The Use of Specialists - Why They are Needed and the Relevant GuidanceIn December 2018 the Public Company Accounting Oversight Board (PCAOB) issued an amendment to its standard on the use of specialists in a financial statement audit.  To better understand the amendment, it is important to recognize the role of a specialist and why one would be engaged during a financial statement audit.

Auditors performing audits of public companies often have to engage specialists during financial statement audits, depending upon the complexity of items listed on its client’s financial statements. 

A Specialist Defined:

Auditing Standard (AS) 1210, Using the Work of a Specialist, defines a specialist as a person or firm possessing special skills or knowledge in a particular field other than accounting or auditing.  Some common specialists are actuaries, appraisers, engineers, environmental consultants, geologists and attorneys (in certain circumstances).

Why Utilize a Specialist:

A specialist may be needed for any of the following situations:

  • Valuation of more complicated or infrequent subjects (complex financial instruments, works of art, real estate and environmental contingencies are examples)
  • Determination of physical characteristics relating to quantity on hand or condition (an example: mineral rights and quantities)
  • Determination of amounts derived by using specialized techniques or methods (includes actuarial valuations for employee benefit plans)
  • Interpretation of technical requirements, regulations, or agreements (such as legal document interpretation)

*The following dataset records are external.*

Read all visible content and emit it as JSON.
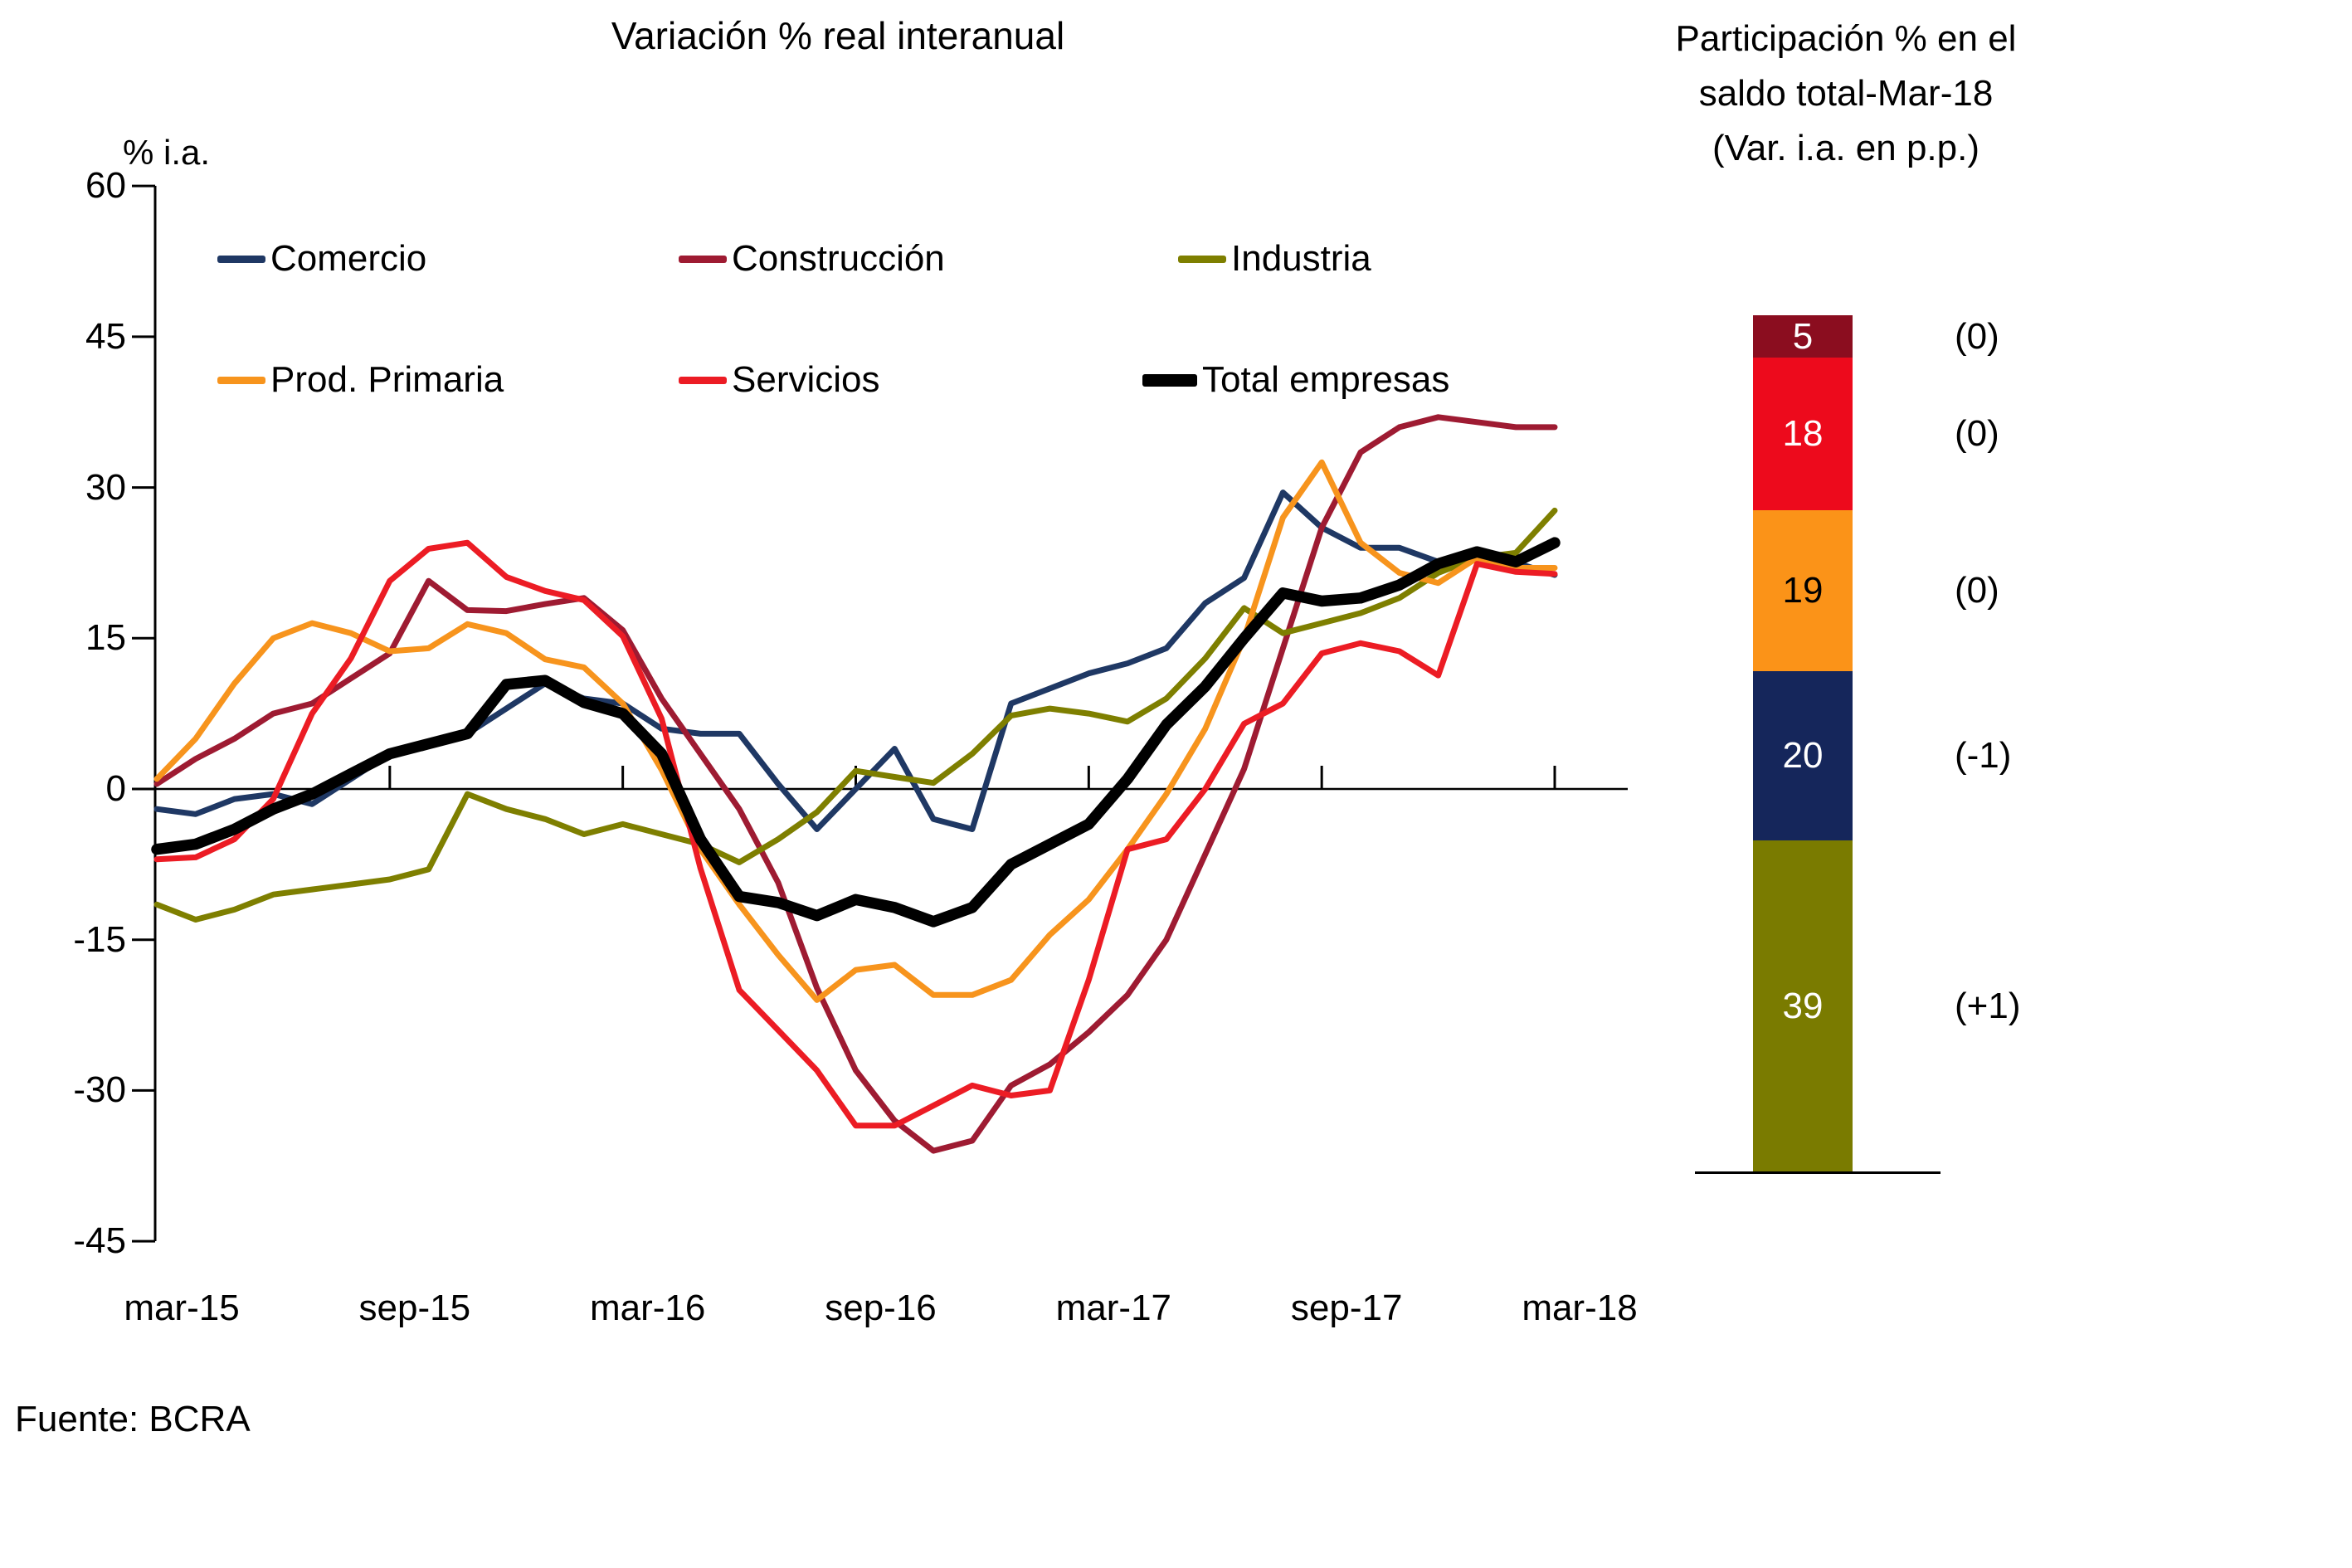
{
  "page": {
    "background": "#ffffff",
    "source_note": "Fuente: BCRA"
  },
  "chart_data": [
    {
      "type": "line",
      "title": "Variación % real interanual",
      "ylabel": "% i.a.",
      "ylim": [
        -45,
        60
      ],
      "yticks": [
        60,
        45,
        30,
        15,
        0,
        -15,
        -30,
        -45
      ],
      "xtick_labels": [
        "mar-15",
        "sep-15",
        "mar-16",
        "sep-16",
        "mar-17",
        "sep-17",
        "mar-18"
      ],
      "grid": "zero baseline only, y-axis left, x tick marks on zero line",
      "legend_position": "inside plot, top-left, two rows",
      "x_months": [
        "mar-15",
        "abr-15",
        "may-15",
        "jun-15",
        "jul-15",
        "ago-15",
        "sep-15",
        "oct-15",
        "nov-15",
        "dic-15",
        "ene-16",
        "feb-16",
        "mar-16",
        "abr-16",
        "may-16",
        "jun-16",
        "jul-16",
        "ago-16",
        "sep-16",
        "oct-16",
        "nov-16",
        "dic-16",
        "ene-17",
        "feb-17",
        "mar-17",
        "abr-17",
        "may-17",
        "jun-17",
        "jul-17",
        "ago-17",
        "sep-17",
        "oct-17",
        "nov-17",
        "dic-17",
        "ene-18",
        "feb-18",
        "mar-18"
      ],
      "series": [
        {
          "name": "Comercio",
          "color": "#1F3864",
          "line_width": 7,
          "values": [
            -2,
            -2.5,
            -1,
            -0.5,
            -1.5,
            1,
            3.5,
            4.5,
            5.5,
            8,
            10.5,
            9,
            8.5,
            6,
            5.5,
            5.5,
            0.5,
            -4,
            0,
            4,
            -3,
            -4,
            8.5,
            10,
            11.5,
            12.5,
            14,
            18.5,
            21,
            29.5,
            26,
            24,
            24,
            22.6,
            23.5,
            22.5,
            21.3
          ]
        },
        {
          "name": "Construcción",
          "color": "#9E1B32",
          "line_width": 7,
          "values": [
            0.5,
            3,
            5,
            7.5,
            8.5,
            11,
            13.5,
            20.7,
            17.8,
            17.7,
            18.4,
            19,
            15.8,
            9,
            3.5,
            -2,
            -9.3,
            -19.8,
            -28,
            -33,
            -36,
            -35,
            -29.5,
            -27.4,
            -24.2,
            -20.5,
            -15,
            -6.5,
            2,
            14,
            26,
            33.5,
            36,
            37,
            36.5,
            36,
            36
          ]
        },
        {
          "name": "Industria",
          "color": "#7E7F00",
          "line_width": 7,
          "values": [
            -11.5,
            -13,
            -12,
            -10.5,
            -10,
            -9.5,
            -9,
            -8,
            -0.5,
            -2,
            -3,
            -4.5,
            -3.5,
            -4.5,
            -5.5,
            -7.3,
            -5,
            -2.3,
            1.8,
            1.2,
            0.6,
            3.5,
            7.3,
            8,
            7.5,
            6.7,
            9,
            13,
            18,
            15.5,
            16.5,
            17.5,
            19,
            21.5,
            23,
            23.5,
            27.7
          ]
        },
        {
          "name": "Prod. Primaria",
          "color": "#F7941D",
          "line_width": 7,
          "values": [
            1,
            5,
            10.5,
            15,
            16.5,
            15.5,
            13.7,
            14,
            16.4,
            15.5,
            12.9,
            12.1,
            8.5,
            1.9,
            -6,
            -11.5,
            -16.5,
            -21,
            -18,
            -17.5,
            -20.5,
            -20.5,
            -19,
            -14.5,
            -11,
            -6,
            -0.5,
            6,
            15,
            27,
            32.5,
            24.5,
            21.5,
            20.5,
            23,
            22,
            22
          ]
        },
        {
          "name": "Servicios",
          "color": "#EC1C24",
          "line_width": 7,
          "values": [
            -7,
            -6.8,
            -5,
            -1,
            7.5,
            13,
            20.7,
            23.9,
            24.5,
            21.1,
            19.7,
            18.8,
            15.2,
            7,
            -7.9,
            -20,
            -24,
            -28,
            -33.5,
            -33.5,
            -31.5,
            -29.5,
            -30.5,
            -30,
            -19,
            -6,
            -5,
            0,
            6.5,
            8.5,
            13.5,
            14.5,
            13.7,
            11.3,
            22.4,
            21.6,
            21.4
          ]
        },
        {
          "name": "Total empresas",
          "color": "#000000",
          "line_width": 13.5,
          "values": [
            -6,
            -5.5,
            -4,
            -2,
            -0.5,
            1.5,
            3.5,
            4.5,
            5.5,
            10.4,
            10.8,
            8.6,
            7.5,
            3.5,
            -5,
            -10.7,
            -11.3,
            -12.6,
            -11,
            -11.8,
            -13.2,
            -11.8,
            -7.5,
            -5.5,
            -3.5,
            1,
            6.4,
            10.2,
            15,
            19.5,
            18.7,
            19,
            20.3,
            22.4,
            23.6,
            22.6,
            24.5
          ]
        }
      ]
    },
    {
      "type": "bar",
      "subtype": "stacked_single_column",
      "title_lines": [
        "Participación % en el",
        "saldo total-Mar-18",
        "(Var. i.a. en p.p.)"
      ],
      "segments_top_to_bottom": [
        {
          "sector": "Construcción",
          "label": "5",
          "value": 5,
          "note": "(0)",
          "color": "#8B0D1F",
          "text_color": "#ffffff"
        },
        {
          "sector": "Servicios",
          "label": "18",
          "value": 18,
          "note": "(0)",
          "color": "#ED0A1C",
          "text_color": "#ffffff"
        },
        {
          "sector": "Prod. Primaria",
          "label": "19",
          "value": 19,
          "note": "(0)",
          "color": "#FB9318",
          "text_color": "#000000"
        },
        {
          "sector": "Comercio",
          "label": "20",
          "value": 20,
          "note": "(-1)",
          "color": "#15265B",
          "text_color": "#ffffff"
        },
        {
          "sector": "Industria",
          "label": "39",
          "value": 39,
          "note": "(+1)",
          "color": "#7A7B00",
          "text_color": "#ffffff"
        }
      ]
    }
  ]
}
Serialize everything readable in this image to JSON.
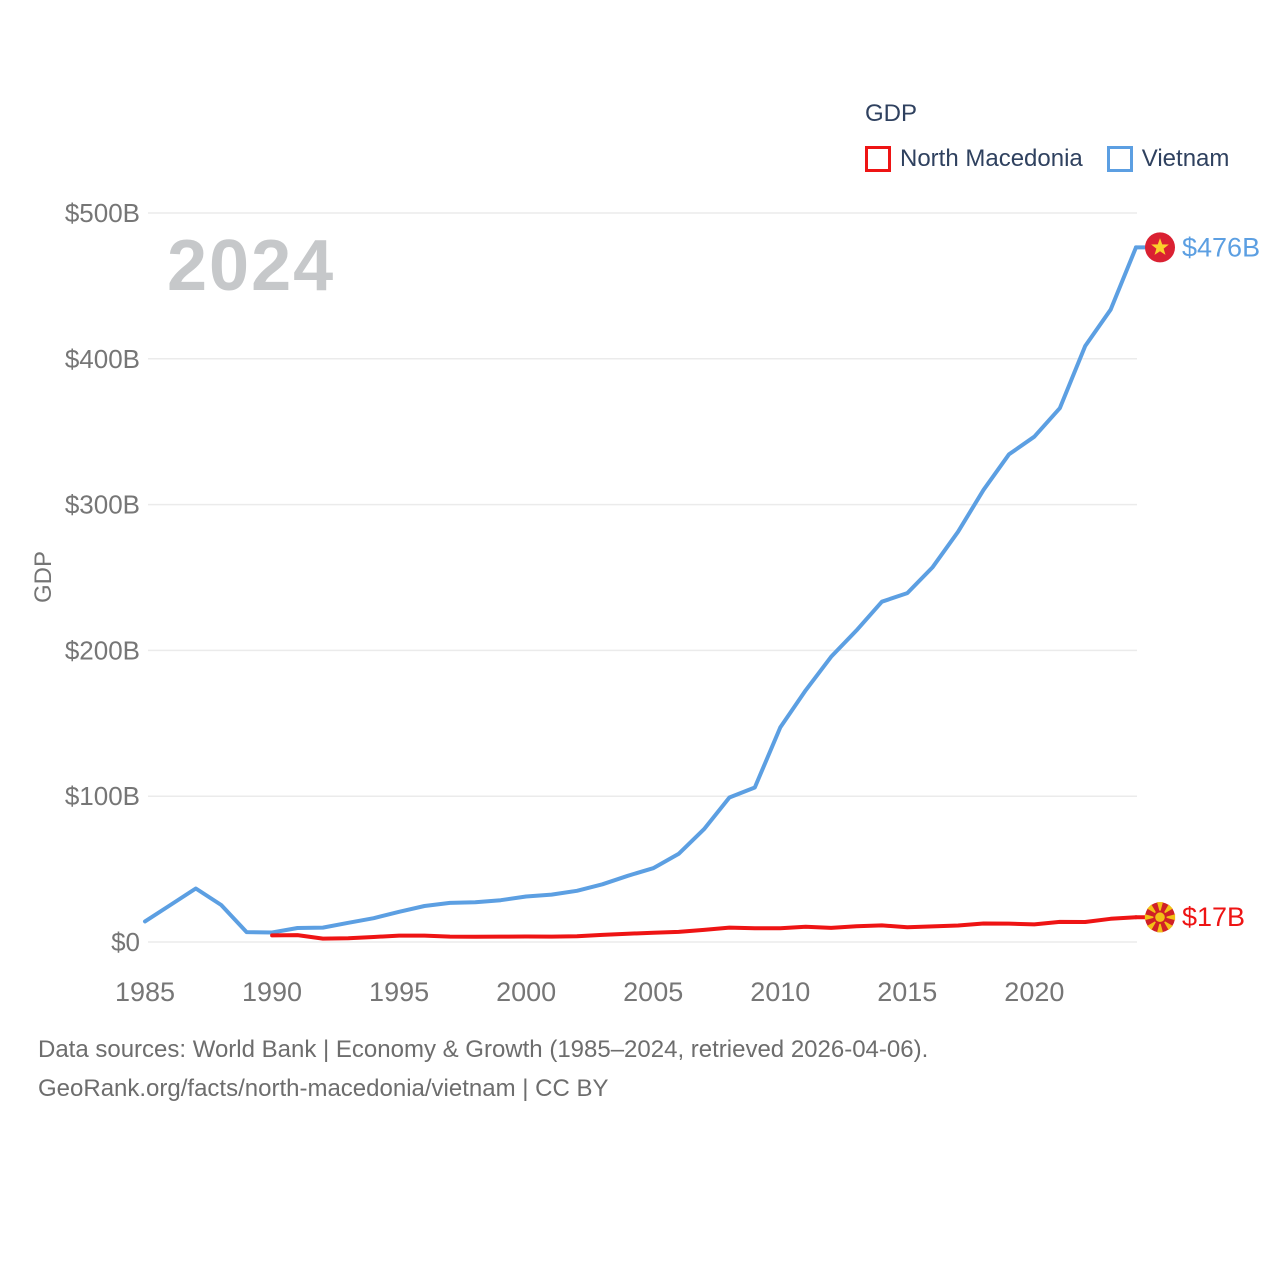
{
  "watermark": "2024",
  "legend": {
    "title": "GDP",
    "items": [
      {
        "label": "North Macedonia",
        "color": "#ee1414"
      },
      {
        "label": "Vietnam",
        "color": "#5c9fe2"
      }
    ]
  },
  "footer": {
    "line1": "Data sources: World Bank | Economy & Growth (1985–2024, retrieved 2026-04-06).",
    "line2": "GeoRank.org/facts/north-macedonia/vietnam | CC BY"
  },
  "chart_data": {
    "type": "line",
    "title": "GDP",
    "xlabel": "",
    "ylabel": "GDP",
    "xlim": [
      1985,
      2024
    ],
    "ylim": [
      0,
      500
    ],
    "grid": true,
    "legend_position": "top-right",
    "x_ticks": [
      1985,
      1990,
      1995,
      2000,
      2005,
      2010,
      2015,
      2020
    ],
    "y_ticks": [
      {
        "value": 0,
        "label": "$0"
      },
      {
        "value": 100,
        "label": "$100B"
      },
      {
        "value": 200,
        "label": "$200B"
      },
      {
        "value": 300,
        "label": "$300B"
      },
      {
        "value": 400,
        "label": "$400B"
      },
      {
        "value": 500,
        "label": "$500B"
      }
    ],
    "series": [
      {
        "name": "North Macedonia",
        "color": "#ee1414",
        "flag": "north-macedonia",
        "start_year": 1990,
        "end_label": "$17B",
        "values": [
          4.5,
          4.7,
          2.3,
          2.6,
          3.4,
          4.4,
          4.4,
          3.7,
          3.6,
          3.7,
          3.8,
          3.7,
          4.0,
          4.9,
          5.7,
          6.3,
          6.9,
          8.3,
          9.9,
          9.4,
          9.4,
          10.5,
          9.7,
          10.8,
          11.4,
          10.1,
          10.7,
          11.3,
          12.7,
          12.6,
          12.1,
          13.8,
          13.7,
          15.9,
          17.0
        ]
      },
      {
        "name": "Vietnam",
        "color": "#5c9fe2",
        "flag": "vietnam",
        "start_year": 1985,
        "end_label": "$476B",
        "values": [
          14.1,
          25.4,
          36.7,
          25.4,
          6.8,
          6.5,
          9.6,
          9.9,
          13.2,
          16.3,
          20.7,
          24.7,
          26.8,
          27.2,
          28.7,
          31.2,
          32.5,
          35.1,
          39.6,
          45.4,
          50.6,
          60.4,
          77.4,
          99.1,
          106.0,
          147.2,
          172.6,
          195.6,
          213.7,
          233.4,
          239.3,
          257.1,
          281.4,
          310.1,
          334.4,
          346.6,
          366.1,
          408.8,
          433.7,
          476.4
        ]
      }
    ]
  }
}
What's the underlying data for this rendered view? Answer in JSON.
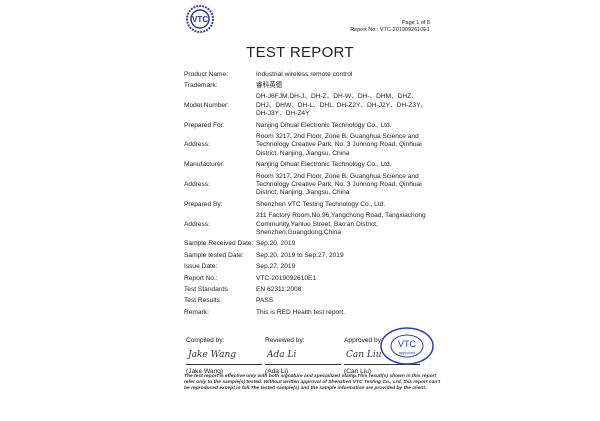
{
  "header": {
    "page": "Page 1 of 8",
    "report_no": "Report No.: VTC-2019092610E1",
    "logo_text": "VTC"
  },
  "title": "TEST REPORT",
  "rows": [
    {
      "label": "Product Name:",
      "value": "Industrial wireless remote control"
    },
    {
      "label": "Trademark:",
      "value": "睿科英德"
    },
    {
      "label": "Model Number:",
      "value": "DH-J6FJM,DH-J、DH-Z、DH-W、DH-、DHM、DHZ、DHJ、DHW、DH-L、DHL, DH-Z2Y、DH-J2Y、DH-Z3Y、DH-J3Y、DH-Z4Y"
    },
    {
      "label": "Prepared For:",
      "value": "Nanjing Dihual Electronic Technology Co., Ltd."
    },
    {
      "label": "Address:",
      "value": "Room 3217, 2nd Floor, Zone B, Guanghua Science and Technology Creative Park, No. 3 Junnong Road, Qinhuai District, Nanjing, Jiangsu, China"
    },
    {
      "label": "Manufacturer:",
      "value": "Nanjing Dihual Electronic Technology Co., Ltd."
    },
    {
      "label": "Address:",
      "value": "Room 3217, 2nd Floor, Zone B, Guanghua Science and Technology Creative Park, No. 3 Junnong Road, Qinhuai District, Nanjing, Jiangsu, China"
    },
    {
      "label": "Prepared By:",
      "value": "Shenzhen VTC Testing Technology Co., Ltd."
    },
    {
      "label": "Address:",
      "value": "211 Factory Room,No.96,Yangchong Road, Tangxiachong Community,Yanluo Street, Bao'an District, Shenzhen,Guangdong,China"
    },
    {
      "label": "Sample Received Date:",
      "value": "Sep.20, 2019"
    },
    {
      "label": "Sample tested Date:",
      "value": "Sep.20, 2019 to Sep.27, 2019"
    },
    {
      "label": "Issue Date:",
      "value": "Sep.27, 2019"
    },
    {
      "label": "Report No.:",
      "value": "VTC-2019092610E1"
    },
    {
      "label": "Test Standards",
      "value": "EN 62311:2008"
    },
    {
      "label": "Test Results",
      "value": "PASS"
    },
    {
      "label": "Remark:",
      "value": "This is RED Health test report."
    }
  ],
  "signatures": [
    {
      "role": "Compiled by:",
      "signature": "Jake Wang",
      "name": "(Jake Wang)"
    },
    {
      "role": "Reviewed by:",
      "signature": "Ada Li",
      "name": "(Ada Li)"
    },
    {
      "role": "Approved by:",
      "signature": "Can Liu",
      "name": "(Can Liu)"
    }
  ],
  "stamp": {
    "text": "VTC",
    "sub": "approved",
    "ring": "VTC Testing Technology",
    "color": "#2a3fb8"
  },
  "footer": "The test report is effective only with both signature and specialized stamp.This result(s) shown in this report refer only to the sample(s) tested. Without written approval of Shenzhen VTC Testing Co., Ltd, this report can't be reproduced except in full.The tested sample(s) and the sample information are provided by the client."
}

AS 1210 lists three ways that specialists are engaged for audit work: (1) management engages a specialist and auditor uses the specialist’s work as evidential matter for substantive testing; (2) management engages a specialist employed by the audit firm to provide services; and (3) auditor engages a specialist and uses their work for evaluation.   Specialists with no relationship to the company provide the highest assurance of reliability, however, auditors can assess the risk of objectivity by the company specialist.  The auditor must assess the circumstances to determine if the company can directly or indirectly control or influence the specialist. 

Current Guidance in Place:

PCAOB provides specific guidance on the use of specialists as part of a financial statement audit.  AS 1210 details the use of a specialist:

  • Applicability of the standard and when a specialist may be needed
  • Qualifications and work of a specialist
  • Relationship of specialist to client
  • Applying the findings of the specialist
  • Effect of the specialist’s work on the audit report
  • Requirements for referencing the specialist’s work in the audit report  

Updated Guidance:

The December 2018 modification to AS 1210 changed the title of the standard from Using the Work of a Specialist to Using the Work of an Auditor-Engaged Specialist.  It highlights two areas of update: using the work of a company specialist and using the work of an auditor’s specialist.  First, the update added to and amended the use of the work of a company specialist as audit evidence.  Additional requirements for assessing the work of the specialist has been added to the standard, as well as, bringing the standard in alignment with risk assessment standards and accounting estimates standards.  Guidance on evidence to support auditor conclusions is also included in the amendment.  For an auditor’s specialist, supplementary requirements have been added for applying the supervisory principles of AS 1201 to auditor-employed specialists and extending the requirements to auditor-engaged specialists.  Supplementary requirements include communicating the work needed by the specialist, as well as, how to review and evaluate the work.  Revision was made to the assessment requirements of the specialist as well as the obligation of the auditor when there is a relationship between the company and specialist that may affect objectivity.  This modification is effective for audits of fiscal years ending on or after December 15, 2020.